Studio album by Joan Baez
- Released: December 1968
- Recorded: September 1968
- Studio: Columbia (Nashville, Tennessee)
- Genre: Folk
- Length: 65:28
- Label: Vanguard VSD-79306/7
- Producer: Maynard Solomon

Joan Baez chronology
| Baptism: A Journey Through Our Time (1968) | Any Day Now (1968) | David's Album (1969) |

= Any Day Now (Joan Baez album) =

Any Day Now is the ninth studio album by Joan Baez, released as double LP in 1968 and made up of Bob Dylan songs. It peaked at number 30 on the Billboard Pop Albums chart.

==History==
At the time of the album's original release, six of the songs had not been included on official Dylan releases. One song, "Love is Just a Four-Letter Word," has apparently never been recorded by Dylan himself. The album was produced during a marathon recording session in Nashville in September 1968, the fruits of which resulted in two albums: Any Day Now, and 1969's David's Album. Baez would return to Nashville to record a number of times during the next several years.

Laying Bob Dylan sheet music on the floor in front of her, Baez closed her eyes and picked at random, the results of which made up the track listing.

Joan Baez did illustrations for each of the songs, included in the gatefold of the album.

The record went gold in 1969.

The Vanguard reissue contains two bonus tracks: "Blowin' in the Wind" and "It Ain't Me Babe," both live performances from Baez' 1967 tour of Japan.

== Reception ==

In his AllMusic review, music critic Thom Jurek wrote of the album, "Her empathy for the material, her keen understanding of Dylan's sound world, and her own glorious voice brought another dimension to these 16 songs and, if anything, extended their meanings.
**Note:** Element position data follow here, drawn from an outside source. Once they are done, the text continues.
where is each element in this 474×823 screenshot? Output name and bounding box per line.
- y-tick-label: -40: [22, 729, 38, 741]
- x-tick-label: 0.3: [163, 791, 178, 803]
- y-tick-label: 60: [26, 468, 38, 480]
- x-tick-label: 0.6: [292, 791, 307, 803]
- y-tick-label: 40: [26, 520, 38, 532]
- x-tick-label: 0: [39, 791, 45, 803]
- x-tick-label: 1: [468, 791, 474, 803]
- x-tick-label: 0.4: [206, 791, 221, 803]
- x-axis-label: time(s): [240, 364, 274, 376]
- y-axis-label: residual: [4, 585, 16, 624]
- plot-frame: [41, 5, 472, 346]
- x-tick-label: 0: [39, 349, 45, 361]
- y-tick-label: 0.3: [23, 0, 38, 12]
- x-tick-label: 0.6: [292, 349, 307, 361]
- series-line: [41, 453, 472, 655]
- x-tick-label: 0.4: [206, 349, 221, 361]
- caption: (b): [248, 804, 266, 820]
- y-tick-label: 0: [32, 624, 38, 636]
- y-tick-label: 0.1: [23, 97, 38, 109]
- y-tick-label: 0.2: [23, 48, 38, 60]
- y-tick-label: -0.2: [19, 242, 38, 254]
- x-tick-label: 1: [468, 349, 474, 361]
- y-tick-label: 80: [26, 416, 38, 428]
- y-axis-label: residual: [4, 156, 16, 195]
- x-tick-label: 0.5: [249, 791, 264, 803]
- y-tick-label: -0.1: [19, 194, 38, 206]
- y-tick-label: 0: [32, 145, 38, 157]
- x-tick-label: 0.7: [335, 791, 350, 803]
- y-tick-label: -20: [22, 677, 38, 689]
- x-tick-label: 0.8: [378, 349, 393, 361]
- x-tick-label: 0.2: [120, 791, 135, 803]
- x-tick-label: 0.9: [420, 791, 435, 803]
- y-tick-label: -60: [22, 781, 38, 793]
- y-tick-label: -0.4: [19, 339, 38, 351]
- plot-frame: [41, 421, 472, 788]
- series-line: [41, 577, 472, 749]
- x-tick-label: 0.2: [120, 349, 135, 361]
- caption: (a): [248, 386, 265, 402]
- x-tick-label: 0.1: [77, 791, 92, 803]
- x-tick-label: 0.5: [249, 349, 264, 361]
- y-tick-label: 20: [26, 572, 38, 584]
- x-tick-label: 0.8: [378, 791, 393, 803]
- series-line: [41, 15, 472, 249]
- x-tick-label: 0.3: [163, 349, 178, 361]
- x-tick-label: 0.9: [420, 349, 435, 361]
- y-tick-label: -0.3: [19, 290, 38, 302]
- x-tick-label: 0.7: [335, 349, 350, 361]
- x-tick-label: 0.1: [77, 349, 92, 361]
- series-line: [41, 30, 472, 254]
There is no greater interpreter of Dylan's music, and while evidence of that certainly was offered on earlier recordings (such as 1967's Joan), the verdict was solidified here... The bottom line is that Any Day Now, like Joan and David's Album, found Baez at an intensely inspirational and creative peak."

Professional ratings
Review scores
| Source | Rating |
| AllMusic | Star Half star |
| Rolling Stone | (positive) |

==Track listing==
All songs written by Bob Dylan, except as noted.

=== Side 1 ===

1. "Love Minus Zero/No Limit"
2. "North Country Blues"
3. "You Ain't Goin' Nowhere"
4. "Drifter's Escape"
5. "I Pity the Poor Immigrant"

=== Side 2 ===

1. "Tears of Rage" (Bob Dylan, Richard Manuel)
2. "Sad Eyed Lady of the Lowlands"

=== Side 3 ===

1. "Love Is Just a Four-Letter Word"
2. "I Dreamed I Saw St. Augustine"
3. "Walls of Red Wing"
4. "Dear Landlord"
5. "One Too Many Mornings"

=== Side 4 ===

1. "I Shall Be Released"
2. "Boots of Spanish Leather"
3. "Walkin' Down the Line"
4. "Restless Farewell"

==Personnel==
- Joan Baez – vocals, guitar
- Fred Carter Jr. – mandolin
- Pete Drake – pedal steel guitar
- Johnny Gimble – fiddle
- Roy Huskey Jr. – bass
- Tommy Jackson – fiddle
- Jerry Kennedy – guitar
- Jerry Reed – guitar
- Harold Bradley – guitar, Dobro
- Hargus "Pig" Robbins – piano
- Stephen Stills – guitar
- Harold Rugg – guitar, Dobro
- Grady Martin – guitar
- Buddy Spicher – fiddle
- Norbert Putnam – bass
- Kenny Buttrey – drums
- Charlie McCoy – harmonica

==Chart positions==

| Year | Chart | Position |
|---|---|---|
| 1969 | Billboard Pop Albums | 30 |

==Certifications==

Certifications for Any Day Now
| Region | Certification | Certified units/sales |
| United States (RIAA) | Gold | 500,000^{^} |
^{^} Shipments figures based on certification alone.